Avec Ma Guerre, inspiré des épreuves vécues par son grand-père au cours de la Seconde Guerre mondiale, Tiburce Oger concrétise le projet de livre qu’il mûrissait depuis trente ans. Un récit abrupt et saisissant, à l’indéniable parfum d’authenticité.

Il y a longtemps que vous aviez ce projet d’album en tête…

Tiburce Oger : J’ai envie de raconter cette histoire depuis mon enfance ! Il y avait une sorte de secret qui flottait autour du grand-père et de ce qu’il avait vécu au cours de la guerre, et qui relevait de l’interdit. Ma grandmère avait le souci de le protéger et lui-même n’était pas non plus très désireux de revenir sur ces événements. À cette époque, ceux qui étaient rentrés des camps avaient choisi une forme de silence, parce qu’entendre des gens se plaindre de leurs tickets de rationnement, eux qui avaient survécu en mangeant de lasciure de bois bouillie…

Qu’est-ce qui, finalement, a « déverrouillé» ce récit ?

T. O. : Le déclic s’est produit lorsqu’on a décoré mon grand-père de la Légion d’honneur. Lui et deux autres survivants du camp d’Allach se sont décidés à raconter leur histoire. Avec l’idée d’une transmission aux générations suivantes.

Le fait que son petit-fils propose d’en faire un livre a sans doute influencé sa décision…

T. O. : Oui, bien sûr. Il m’a dit tout de suite « si c’est toi qui fais le livre, alors c’est d’accord ». C’était le moment que j’attendais depuis si longtemps.

 

« Il y avait une sorte de secret qui flottait autour
du grand-père et de ce qu’il avait vécu au cours
de la guerre, et qui relevait de l’interdit. »

 

Concrètement, comment avez-vous travaillé ?

T. O. : Son témoignage a été recueilli sous forme orale par un historien. J’ai ensuite tout réécouté, sélectionné les moments qui m’ont paru les plus importants, et essayé de préserver sa façon de parler.

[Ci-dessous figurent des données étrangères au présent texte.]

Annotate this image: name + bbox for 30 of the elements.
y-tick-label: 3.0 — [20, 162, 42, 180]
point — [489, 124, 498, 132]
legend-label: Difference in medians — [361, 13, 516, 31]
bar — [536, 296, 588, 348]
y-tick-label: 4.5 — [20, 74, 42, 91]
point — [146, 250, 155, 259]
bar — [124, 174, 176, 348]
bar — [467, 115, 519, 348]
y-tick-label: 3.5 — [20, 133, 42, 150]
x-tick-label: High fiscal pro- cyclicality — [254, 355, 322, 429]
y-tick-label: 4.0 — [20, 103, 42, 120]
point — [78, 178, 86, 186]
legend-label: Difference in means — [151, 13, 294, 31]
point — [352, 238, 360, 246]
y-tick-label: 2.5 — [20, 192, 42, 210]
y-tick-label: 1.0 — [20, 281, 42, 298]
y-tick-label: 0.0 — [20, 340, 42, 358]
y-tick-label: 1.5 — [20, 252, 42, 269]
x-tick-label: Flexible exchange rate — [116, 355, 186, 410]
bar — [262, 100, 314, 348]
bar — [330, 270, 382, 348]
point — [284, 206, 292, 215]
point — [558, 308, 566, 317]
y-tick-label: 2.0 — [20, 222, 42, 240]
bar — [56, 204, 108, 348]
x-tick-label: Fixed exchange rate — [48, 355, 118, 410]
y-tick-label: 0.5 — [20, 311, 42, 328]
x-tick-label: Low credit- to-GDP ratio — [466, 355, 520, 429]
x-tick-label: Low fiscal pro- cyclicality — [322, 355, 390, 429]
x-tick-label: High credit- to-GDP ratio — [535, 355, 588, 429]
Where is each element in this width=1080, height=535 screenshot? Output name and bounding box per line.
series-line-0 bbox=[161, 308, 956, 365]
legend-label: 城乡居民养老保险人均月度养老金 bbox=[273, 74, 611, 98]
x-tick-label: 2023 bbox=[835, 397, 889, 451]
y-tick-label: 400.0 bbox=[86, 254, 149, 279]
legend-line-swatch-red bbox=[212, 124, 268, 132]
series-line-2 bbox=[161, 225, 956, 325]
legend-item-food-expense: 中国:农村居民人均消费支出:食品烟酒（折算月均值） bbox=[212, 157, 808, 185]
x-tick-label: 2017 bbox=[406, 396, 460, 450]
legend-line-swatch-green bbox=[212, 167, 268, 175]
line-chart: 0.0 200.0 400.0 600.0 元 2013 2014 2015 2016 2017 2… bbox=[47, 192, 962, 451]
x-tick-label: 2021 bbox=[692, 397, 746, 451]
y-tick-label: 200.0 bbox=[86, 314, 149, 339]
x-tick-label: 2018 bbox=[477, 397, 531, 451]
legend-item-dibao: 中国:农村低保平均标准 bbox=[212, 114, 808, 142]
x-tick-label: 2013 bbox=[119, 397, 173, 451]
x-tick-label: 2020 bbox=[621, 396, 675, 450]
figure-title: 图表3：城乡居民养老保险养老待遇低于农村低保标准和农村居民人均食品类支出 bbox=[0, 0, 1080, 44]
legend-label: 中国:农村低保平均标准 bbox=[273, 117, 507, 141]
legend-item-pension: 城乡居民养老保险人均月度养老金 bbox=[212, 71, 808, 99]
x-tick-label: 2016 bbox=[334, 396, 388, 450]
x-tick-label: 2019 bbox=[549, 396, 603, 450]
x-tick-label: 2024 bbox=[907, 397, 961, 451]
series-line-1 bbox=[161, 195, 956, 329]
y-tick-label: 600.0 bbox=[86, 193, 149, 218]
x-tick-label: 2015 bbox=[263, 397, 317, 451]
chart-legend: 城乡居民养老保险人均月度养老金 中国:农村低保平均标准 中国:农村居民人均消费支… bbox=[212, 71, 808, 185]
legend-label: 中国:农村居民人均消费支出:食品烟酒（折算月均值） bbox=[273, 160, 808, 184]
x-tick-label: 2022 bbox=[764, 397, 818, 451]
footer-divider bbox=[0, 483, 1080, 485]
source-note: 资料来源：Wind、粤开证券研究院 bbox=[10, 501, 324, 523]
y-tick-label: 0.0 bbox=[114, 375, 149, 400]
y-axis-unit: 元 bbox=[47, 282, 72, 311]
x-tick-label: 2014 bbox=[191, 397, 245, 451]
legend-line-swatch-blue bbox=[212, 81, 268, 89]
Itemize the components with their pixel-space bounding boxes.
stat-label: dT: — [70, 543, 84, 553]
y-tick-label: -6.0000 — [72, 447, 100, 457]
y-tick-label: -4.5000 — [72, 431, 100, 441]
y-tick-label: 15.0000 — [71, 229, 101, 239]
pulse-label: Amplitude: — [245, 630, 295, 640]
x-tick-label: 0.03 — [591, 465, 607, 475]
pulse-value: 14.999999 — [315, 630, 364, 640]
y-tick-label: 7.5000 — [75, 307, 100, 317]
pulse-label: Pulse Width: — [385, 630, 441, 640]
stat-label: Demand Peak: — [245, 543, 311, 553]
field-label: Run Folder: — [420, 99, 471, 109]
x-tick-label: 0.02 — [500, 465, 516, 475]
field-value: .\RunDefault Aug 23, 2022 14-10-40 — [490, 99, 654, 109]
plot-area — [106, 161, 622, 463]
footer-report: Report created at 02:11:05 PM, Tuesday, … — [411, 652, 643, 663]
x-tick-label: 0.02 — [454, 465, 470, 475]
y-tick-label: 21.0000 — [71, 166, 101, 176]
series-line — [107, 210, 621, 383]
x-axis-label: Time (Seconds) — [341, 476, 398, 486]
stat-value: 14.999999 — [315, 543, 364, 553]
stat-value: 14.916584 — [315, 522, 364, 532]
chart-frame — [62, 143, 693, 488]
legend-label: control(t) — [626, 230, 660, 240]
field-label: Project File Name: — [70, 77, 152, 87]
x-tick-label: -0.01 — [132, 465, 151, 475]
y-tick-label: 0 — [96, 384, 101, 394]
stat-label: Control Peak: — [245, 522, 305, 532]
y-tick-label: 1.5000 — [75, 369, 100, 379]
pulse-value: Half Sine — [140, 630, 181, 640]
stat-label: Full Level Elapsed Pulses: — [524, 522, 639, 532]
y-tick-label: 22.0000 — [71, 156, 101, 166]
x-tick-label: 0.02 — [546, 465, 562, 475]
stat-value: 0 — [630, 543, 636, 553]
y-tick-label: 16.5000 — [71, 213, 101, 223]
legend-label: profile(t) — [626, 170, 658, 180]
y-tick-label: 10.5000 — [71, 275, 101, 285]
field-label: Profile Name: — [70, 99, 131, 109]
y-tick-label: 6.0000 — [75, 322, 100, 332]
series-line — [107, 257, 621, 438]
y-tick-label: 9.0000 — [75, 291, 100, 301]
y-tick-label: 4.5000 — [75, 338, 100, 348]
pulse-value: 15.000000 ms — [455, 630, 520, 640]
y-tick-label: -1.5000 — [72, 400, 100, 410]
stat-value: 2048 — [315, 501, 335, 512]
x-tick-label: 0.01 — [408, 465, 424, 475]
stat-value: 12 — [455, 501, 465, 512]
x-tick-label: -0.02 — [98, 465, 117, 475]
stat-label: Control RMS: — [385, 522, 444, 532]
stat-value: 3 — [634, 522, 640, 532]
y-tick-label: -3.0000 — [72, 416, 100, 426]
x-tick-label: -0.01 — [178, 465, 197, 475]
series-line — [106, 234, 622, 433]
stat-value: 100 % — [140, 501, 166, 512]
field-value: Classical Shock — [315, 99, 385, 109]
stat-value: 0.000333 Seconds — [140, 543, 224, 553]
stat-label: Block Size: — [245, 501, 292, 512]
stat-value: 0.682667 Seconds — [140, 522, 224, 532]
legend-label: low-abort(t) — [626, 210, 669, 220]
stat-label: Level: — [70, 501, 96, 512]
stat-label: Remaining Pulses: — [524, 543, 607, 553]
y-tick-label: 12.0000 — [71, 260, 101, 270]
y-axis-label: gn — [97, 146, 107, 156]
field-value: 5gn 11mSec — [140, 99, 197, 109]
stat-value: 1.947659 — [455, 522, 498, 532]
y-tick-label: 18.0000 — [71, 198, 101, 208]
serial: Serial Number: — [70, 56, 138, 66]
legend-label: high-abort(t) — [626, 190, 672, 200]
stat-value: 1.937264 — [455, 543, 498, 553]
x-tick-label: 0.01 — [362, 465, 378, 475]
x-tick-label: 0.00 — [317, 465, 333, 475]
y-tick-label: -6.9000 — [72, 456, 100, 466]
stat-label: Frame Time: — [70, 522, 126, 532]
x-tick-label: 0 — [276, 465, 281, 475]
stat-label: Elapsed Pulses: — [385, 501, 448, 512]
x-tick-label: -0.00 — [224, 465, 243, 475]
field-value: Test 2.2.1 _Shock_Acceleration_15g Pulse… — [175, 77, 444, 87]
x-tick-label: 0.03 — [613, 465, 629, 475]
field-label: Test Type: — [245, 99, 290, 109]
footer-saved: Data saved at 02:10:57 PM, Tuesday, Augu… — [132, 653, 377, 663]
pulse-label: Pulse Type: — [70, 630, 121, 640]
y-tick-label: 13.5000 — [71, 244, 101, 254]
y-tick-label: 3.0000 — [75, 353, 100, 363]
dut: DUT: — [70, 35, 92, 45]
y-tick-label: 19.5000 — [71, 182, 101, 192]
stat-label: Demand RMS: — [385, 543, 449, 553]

Y a-t-il eu des passages difficiles à dessiner ?

T. O. : C’est certainement le livre que j’ai eu le plus de difficultés à réaliser. J’ai trouvé douloureux de représenter la violence, la torture… Assez rapidement, j’ai compris qu’il fallait que je me détache émotionnellement de ce que je dessinais. J’ai essayé de positiver.

Dans quel état d’esprit votre grand-père est-il aujourd’hui, à la veille de la parution de l’album ?

T. O. : Pendant toutes ces années, il a patienté avec ce « secret » lourd à porter : pour tous les rescapés, s’imposer ainsi le silence au retour, c’était une deuxième souffrance. Aujourd’hui, c’est presque le contraire, il est impatient. Je sais qu’il attend les dédicaces avec gourmandise.

Et vous ?

T. O. : C’est extrêmement émouvant. J’ai vraiment le sentiment de rendre un hommage à cet homme. C’est le livre dont je rêvais depuis trente ans.


Ma Guerre, de La Rochelle à Dachau, Guy-Pierre Gautier et Tiburce Oger, 22 février 2017, 18 euros, 80 pages.